A highlight of the intersessionals was chairing the panel discussion on Aligning Donor Coordination. It was an enormous pleasure to be able to congratulate Chile on their successful clearance of mined areas. We also heard some interesting emerging thinking from DFID on how to align donor theories of change. Germany told us about how the Mine Action Support Group was sharing best practice amongst donors and speaking directly to affected States. Japan told us about their Triangular Cooperation with Cambodia and Colombia. We also heard how donors are integrating gender and diversity considerations into their programme planning.

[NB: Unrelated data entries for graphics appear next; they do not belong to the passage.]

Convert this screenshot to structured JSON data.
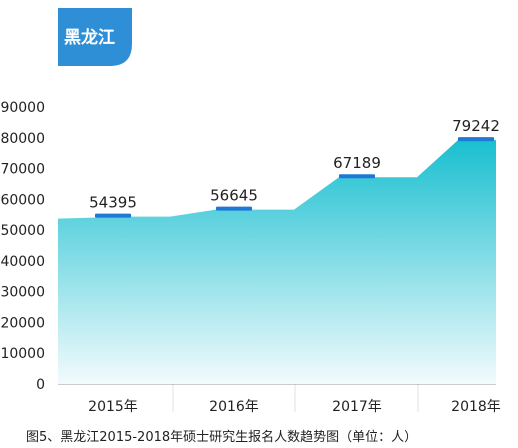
{
  "region_badge": "黑龙江",
  "caption": "图5、黑龙江2015-2018年硕士研究生报名人数趋势图（单位：人）",
  "colors": {
    "badge": "#2f8fd6",
    "area_top": "#19bfd0",
    "area_bottom": "#f3fbfd",
    "marker": "#1e78d6",
    "axis": "#999999"
  },
  "chart_data": {
    "type": "area",
    "categories": [
      "2015年",
      "2016年",
      "2017年",
      "2018年"
    ],
    "values": [
      54395,
      56645,
      67189,
      79242
    ],
    "data_labels": [
      "54395",
      "56645",
      "67189",
      "79242"
    ],
    "y_ticks": [
      "0",
      "10000",
      "20000",
      "30000",
      "40000",
      "50000",
      "60000",
      "70000",
      "80000",
      "90000"
    ],
    "ylim": [
      0,
      90000
    ],
    "grid": false,
    "legend": "none",
    "step_style": "plateau segments with ramps between years"
  }
}
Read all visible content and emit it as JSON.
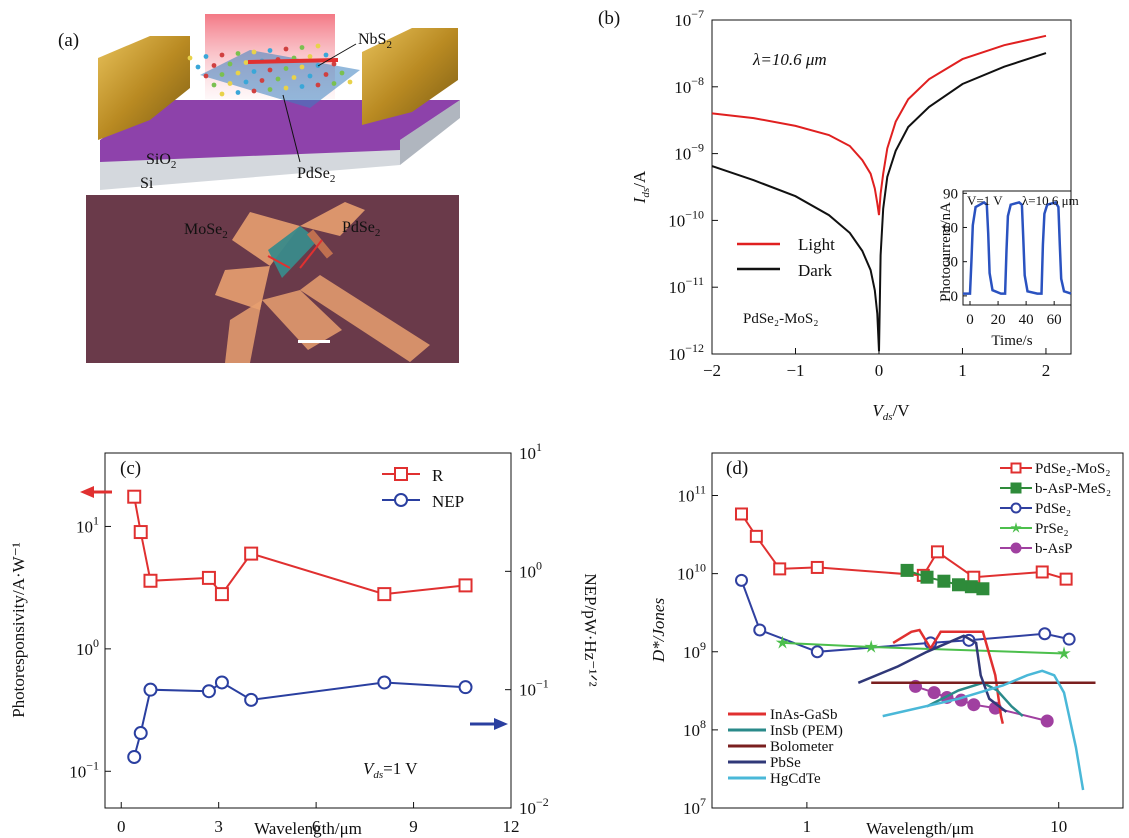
{
  "panels": {
    "a": {
      "label": "(a)",
      "labels": {
        "nbs2": "NbS",
        "sio2": "SiO",
        "si": "Si",
        "pdse2": "PdSe",
        "mose2": "MoSe",
        "pdse2b": "PdSe",
        "sub2": "2"
      }
    }
  },
  "chart_data": [
    {
      "panel": "(b)",
      "type": "line",
      "xlabel": "V_ds/V",
      "ylabel": "I_ds/A",
      "yscale": "log",
      "xlim": [
        -2,
        2.3
      ],
      "ylim": [
        1e-12,
        1e-07
      ],
      "xticks": [
        "−2",
        "−1",
        "0",
        "1",
        "2"
      ],
      "yticks_exp": [
        "−7",
        "−8",
        "−9",
        "−10",
        "−11",
        "−12"
      ],
      "annotations": [
        "λ=10.6 μm",
        "PdSe₂-MoS₂"
      ],
      "legend": {
        "position": "lower-left"
      },
      "series": [
        {
          "name": "Light",
          "color": "#e02020",
          "x": [
            -2,
            -1.5,
            -1,
            -0.6,
            -0.35,
            -0.2,
            -0.1,
            -0.05,
            -0.02,
            0.0,
            0.02,
            0.05,
            0.1,
            0.2,
            0.35,
            0.6,
            1.0,
            1.5,
            2.0
          ],
          "y": [
            4e-09,
            3.4e-09,
            2.6e-09,
            1.9e-09,
            1.3e-09,
            8e-10,
            5e-10,
            3e-10,
            1.8e-10,
            1.2e-10,
            2.5e-10,
            5e-10,
            1.2e-09,
            3e-09,
            6.5e-09,
            1.3e-08,
            2.6e-08,
            4.2e-08,
            5.8e-08
          ]
        },
        {
          "name": "Dark",
          "color": "#111111",
          "x": [
            -2,
            -1.5,
            -1,
            -0.6,
            -0.35,
            -0.2,
            -0.1,
            -0.05,
            -0.02,
            0.0,
            0.02,
            0.05,
            0.1,
            0.2,
            0.35,
            0.6,
            1.0,
            1.5,
            2.0
          ],
          "y": [
            6.5e-10,
            4e-10,
            2.3e-10,
            1.2e-10,
            6.5e-11,
            3.5e-11,
            1.8e-11,
            9e-12,
            4e-12,
            1.1e-12,
            3e-11,
            1.5e-10,
            4.5e-10,
            1.1e-09,
            2.5e-09,
            5e-09,
            1.1e-08,
            2e-08,
            3.2e-08
          ]
        }
      ],
      "inset": {
        "xlabel": "Time/s",
        "ylabel": "Photocurrent/nA",
        "xlim": [
          -5,
          72
        ],
        "ylim": [
          -8,
          92
        ],
        "xticks": [
          "0",
          "20",
          "40",
          "60"
        ],
        "yticks": [
          "0",
          "30",
          "60",
          "90"
        ],
        "annotations": [
          "V=1 V",
          "λ=10.6 μm"
        ],
        "color": "#2a52c0",
        "x": [
          -5,
          0,
          1,
          2,
          4,
          10,
          12,
          13,
          14,
          16,
          22,
          25,
          26,
          27,
          29,
          35,
          37,
          38,
          39,
          41,
          48,
          51,
          52,
          53,
          55,
          61,
          63,
          64,
          65,
          67,
          72
        ],
        "y": [
          2,
          2,
          30,
          62,
          78,
          82,
          80,
          55,
          20,
          5,
          2,
          2,
          40,
          70,
          80,
          82,
          80,
          50,
          18,
          4,
          2,
          2,
          45,
          72,
          80,
          82,
          78,
          45,
          15,
          4,
          2
        ]
      }
    },
    {
      "panel": "(c)",
      "type": "line",
      "xlabel": "Wavelength/μm",
      "ylabel": "Photoresponsivity/A·W⁻¹",
      "y2label": "NEP/pW·Hz⁻¹ᐟ²",
      "xlim": [
        -0.5,
        12
      ],
      "ylim_log": [
        -1.3,
        1.6
      ],
      "y2lim_log": [
        -2,
        1
      ],
      "xticks": [
        "0",
        "3",
        "6",
        "9",
        "12"
      ],
      "annotations": [
        "V_ds=1 V"
      ],
      "legend": {
        "position": "top-right"
      },
      "series": [
        {
          "name": "R",
          "color": "#e03030",
          "axis": "left",
          "x": [
            0.4,
            0.6,
            0.9,
            2.7,
            3.1,
            4.0,
            8.1,
            10.6
          ],
          "y": [
            17.5,
            9.0,
            3.6,
            3.8,
            2.8,
            6.0,
            2.8,
            3.3
          ]
        },
        {
          "name": "NEP",
          "color": "#2a3fa0",
          "axis": "right",
          "x": [
            0.4,
            0.6,
            0.9,
            2.7,
            3.1,
            4.0,
            8.1,
            10.6
          ],
          "y": [
            0.027,
            0.043,
            0.1,
            0.097,
            0.115,
            0.082,
            0.115,
            0.105
          ]
        }
      ]
    },
    {
      "panel": "(d)",
      "type": "line",
      "xlabel": "Wavelength/μm",
      "ylabel": "D*/Jones",
      "xscale": "log",
      "yscale": "log",
      "xlim": [
        0.42,
        18
      ],
      "ylim": [
        10000000.0,
        350000000000.0
      ],
      "xticks": [
        "1",
        "10"
      ],
      "yticks_exp": [
        "11",
        "10",
        "9",
        "8",
        "7"
      ],
      "legend": {
        "position": "top-right"
      },
      "series": [
        {
          "name": "PdSe₂-MoS₂",
          "color": "#e03030",
          "marker": "square",
          "x": [
            0.55,
            0.63,
            0.78,
            1.1,
            2.9,
            3.3,
            4.6,
            8.6,
            10.7
          ],
          "y": [
            58000000000.0,
            30000000000.0,
            11500000000.0,
            12000000000.0,
            9500000000.0,
            19000000000.0,
            9000000000.0,
            10500000000.0,
            8500000000.0
          ]
        },
        {
          "name": "b-AsP-MeS₂",
          "color": "#2e8b3a",
          "marker": "square",
          "x": [
            2.5,
            3.0,
            3.5,
            4.0,
            4.5,
            5.0
          ],
          "y": [
            11000000000.0,
            9000000000.0,
            8000000000.0,
            7200000000.0,
            6800000000.0,
            6400000000.0
          ]
        },
        {
          "name": "PdSe₂",
          "color": "#3040a0",
          "marker": "circle",
          "x": [
            0.55,
            0.65,
            1.1,
            3.1,
            4.4,
            8.8,
            11.0
          ],
          "y": [
            8200000000.0,
            1900000000.0,
            1000000000.0,
            1300000000.0,
            1400000000.0,
            1700000000.0,
            1450000000.0
          ]
        },
        {
          "name": "PrSe₂",
          "color": "#4cbf4c",
          "marker": "star",
          "x": [
            0.8,
            1.8,
            10.5
          ],
          "y": [
            1300000000.0,
            1150000000.0,
            950000000.0
          ]
        },
        {
          "name": "b-AsP",
          "color": "#a040a0",
          "marker": "circle",
          "x": [
            2.7,
            3.2,
            3.6,
            4.1,
            4.6,
            5.6,
            9.0
          ],
          "y": [
            360000000.0,
            300000000.0,
            260000000.0,
            240000000.0,
            210000000.0,
            190000000.0,
            130000000.0
          ]
        },
        {
          "name": "InAs-GaSb",
          "color": "#e03030",
          "marker": "none",
          "x": [
            2.2,
            2.6,
            2.8,
            3.1,
            3.4,
            5.0,
            5.6,
            5.9,
            6.0
          ],
          "y": [
            1300000000.0,
            1800000000.0,
            1900000000.0,
            1100000000.0,
            1800000000.0,
            1800000000.0,
            500000000.0,
            150000000.0,
            120000000.0
          ]
        },
        {
          "name": "InSb (PEM)",
          "color": "#2a8a8a",
          "marker": "none",
          "x": [
            3.0,
            4.0,
            5.0,
            5.7,
            6.5,
            7.2
          ],
          "y": [
            200000000.0,
            320000000.0,
            400000000.0,
            320000000.0,
            200000000.0,
            150000000.0
          ]
        },
        {
          "name": "Bolometer",
          "color": "#7a1f1f",
          "marker": "none",
          "x": [
            1.8,
            14
          ],
          "y": [
            400000000.0,
            400000000.0
          ]
        },
        {
          "name": "PbSe",
          "color": "#303878",
          "marker": "none",
          "x": [
            1.6,
            2.3,
            3.0,
            4.2,
            4.7,
            4.9,
            5.3,
            6.2
          ],
          "y": [
            400000000.0,
            650000000.0,
            1000000000.0,
            1600000000.0,
            1300000000.0,
            500000000.0,
            250000000.0,
            170000000.0
          ]
        },
        {
          "name": "HgCdTe",
          "color": "#4ab8d8",
          "marker": "none",
          "x": [
            2.0,
            4.0,
            6.0,
            7.5,
            8.6,
            9.6,
            10.5,
            11.7,
            12.5
          ],
          "y": [
            150000000.0,
            250000000.0,
            370000000.0,
            500000000.0,
            570000000.0,
            500000000.0,
            300000000.0,
            60000000.0,
            17000000.0
          ]
        }
      ]
    }
  ]
}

Our Committee also supported Niger to organise an Individualised Approach meeting during the intersessionals. These meetings are a platform for States seeking assistance with their mine clearance to meet with States and organisations that are in a position to help. Our colleagues from Niger’s National Commission for the Collection and Control of Illicit Weapons (CNCCAI) presented to us on the significant challenges they face given the geographical, security, and weather conditions and on what help they would need to get to zero. Our Committee will continue to support Niger in getting the assistance that it needs.

These were the first meetings of States Parties since the adoption of the Oslo Action Plan and an important opportunity for our Committee to focus on the actions related to cooperation and assistance. The virtual nature of the meetings allowed us to hear directly from capitals, such as Niamey and Santiago, but there is no substitute for discussing these issues physically. I hope we will be able to meet up in person in the near future.